The Village Voice created the Obie Awards, at the suggestion of then editor Jerry Tallmer, soon after the publication's own inception in 1955, to encourage the newly burgeoning Off Broadway theater movement and to acknowledge its achievements. The Obies are structured with informal categories, to recognize artists and productions worthy of distinction in each theatrical year. Over the decades, the Obie Awards have played a major role in the Voice's long history of championing work of innovative and exceptional quality Off and Off-Off Broadway. The Village Voice put the new downtown theater movement on the map with its in-depth coverage, becoming a forum for conflicting viewpoints which helped generate excitement over new works and new approaches to theater-making. The Obies have become a theatrical tradition, a meaningful way to acknowledge the best artistic achievements of downtown theater. The list of actors, writers, directors, and designers who have received Obies at pivotal moments in their careers is a virtual who's who of contemporary theater. While the categories of the awards have continued to change almost annually, the creative spirit remains the same. The Obie Awards salute a theatrical movement that's as important, and as vibrant, today as it was in 1955.
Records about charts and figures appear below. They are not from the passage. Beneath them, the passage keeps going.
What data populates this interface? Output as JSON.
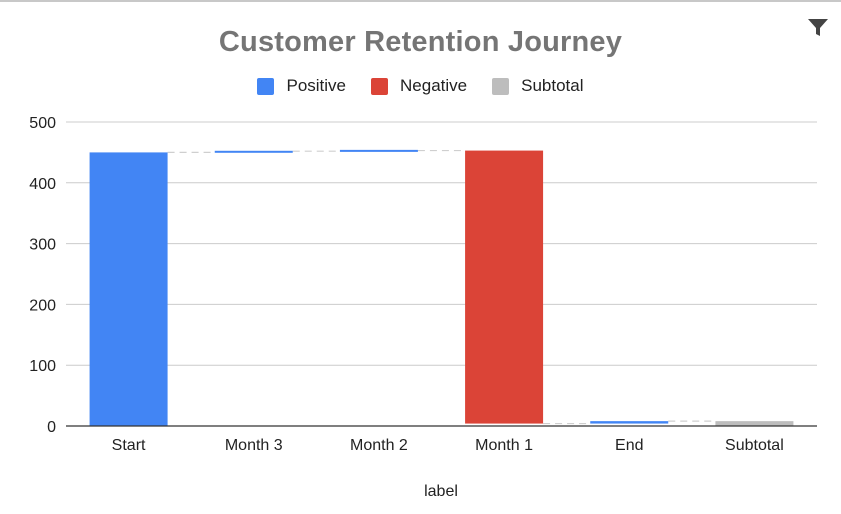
{
  "chart_data": {
    "type": "bar",
    "subtype": "waterfall",
    "title": "Customer Retention Journey",
    "xlabel": "label",
    "ylabel": "",
    "ylim": [
      0,
      500
    ],
    "yticks": [
      0,
      100,
      200,
      300,
      400,
      500
    ],
    "grid": true,
    "legend_position": "top",
    "legend": [
      {
        "name": "Positive",
        "color": "#4285f4"
      },
      {
        "name": "Negative",
        "color": "#db4437"
      },
      {
        "name": "Subtotal",
        "color": "#bdbdbd"
      }
    ],
    "categories": [
      "Start",
      "Month 3",
      "Month 2",
      "Month 1",
      "End",
      "Subtotal"
    ],
    "bars": [
      {
        "label": "Start",
        "kind": "Positive",
        "from": 0,
        "to": 450
      },
      {
        "label": "Month 3",
        "kind": "Positive",
        "from": 450,
        "to": 452
      },
      {
        "label": "Month 2",
        "kind": "Positive",
        "from": 452,
        "to": 453
      },
      {
        "label": "Month 1",
        "kind": "Negative",
        "from": 453,
        "to": 4
      },
      {
        "label": "End",
        "kind": "Positive",
        "from": 4,
        "to": 8
      },
      {
        "label": "Subtotal",
        "kind": "Subtotal",
        "from": 0,
        "to": 8
      }
    ]
  },
  "toolbar": {
    "filter_icon": "filter-icon"
  }
}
The American Theatre Wing (Heather Hitchens, President and CEO) is dedicated to advancing artistic excellence and nurturing theatre's next generation: on the stage, behind the scenes, and in the audience. For nearly a century, the Wing has pursued this mission with programs that span the nation to invest in the growth and evolution of American Theatre. Traditionally, the Wing has encouraged members of the theatre community to share their off-stage time and talent directly with the theatre audience at large--whether it was singing for the troops in the Stage Door Canteen of the 1940s, or sharing their stories on a podcast today. As the founders of The Tony Awards®, the American Theatre Wing has developed the foremost national platform for the recognition of theatrical achievement on Broadway. Yet the Wing's reach extends beyond Broadway and beyond New York. The American Theatre Wing is now in a long-term partnership with The Village Voiceto co-present The Obie Awards, off-Broadway's Highest Honor. The Wing also develops the next generation of theatre professionals through the SpringboardNYC and Theatre Intern Network programs, incubates innovative theatre across the country through the National Theatre Company Grants, fosters the song of American theatre through the Jonathan Larson Grants, honors the best in New York theatrical design with the Henry Hewes Design Award, illuminates the creative process through the "Working in the Theatre" program and media archive. Finally, the Wing supports theatre education opportunities for underserved young people and under-resourced public schools around the United States with the newly launched Andrew Lloyd Webber Initiative. Visitors to AmericanTheatreWing.org can gain inspiration and insight into the artistic process through the Wing's extensive media collection, and learn more about its programming for students, aspiring and working professionals, and audiences.

Founded by Dan Wolf, Ed Fancher, and Norman Mailer, The Village Voice was created in 1955 as a platform for the downtown New York creative community. As the nation's first alternative newsweekly, The Village Voice introduced free-form, high-spirited, and passionate journalism into the public discourse. The recipient of three Pulitzer Prizes, the National Press Foundation Award and the George Polk Award, The Village Voice remains a go-to source for coverage of New York's politics and vast cultural landscape. Known for its unique mix of in-depth reporting and incisive arts, culture, music, dance, film, and theater reviews, The Village Voice provides readers with an indispensable perspective on the world's most vibrant city. Winner of the National Press Foundation's Online Journalism Award and the Editor & Publisher EPPY Award for Best Overall U.S. Weekly Newspaper Online, The Village Voice is staging a pivotal digital relaunch in 2017 alongside the relaunch of its newsweekly.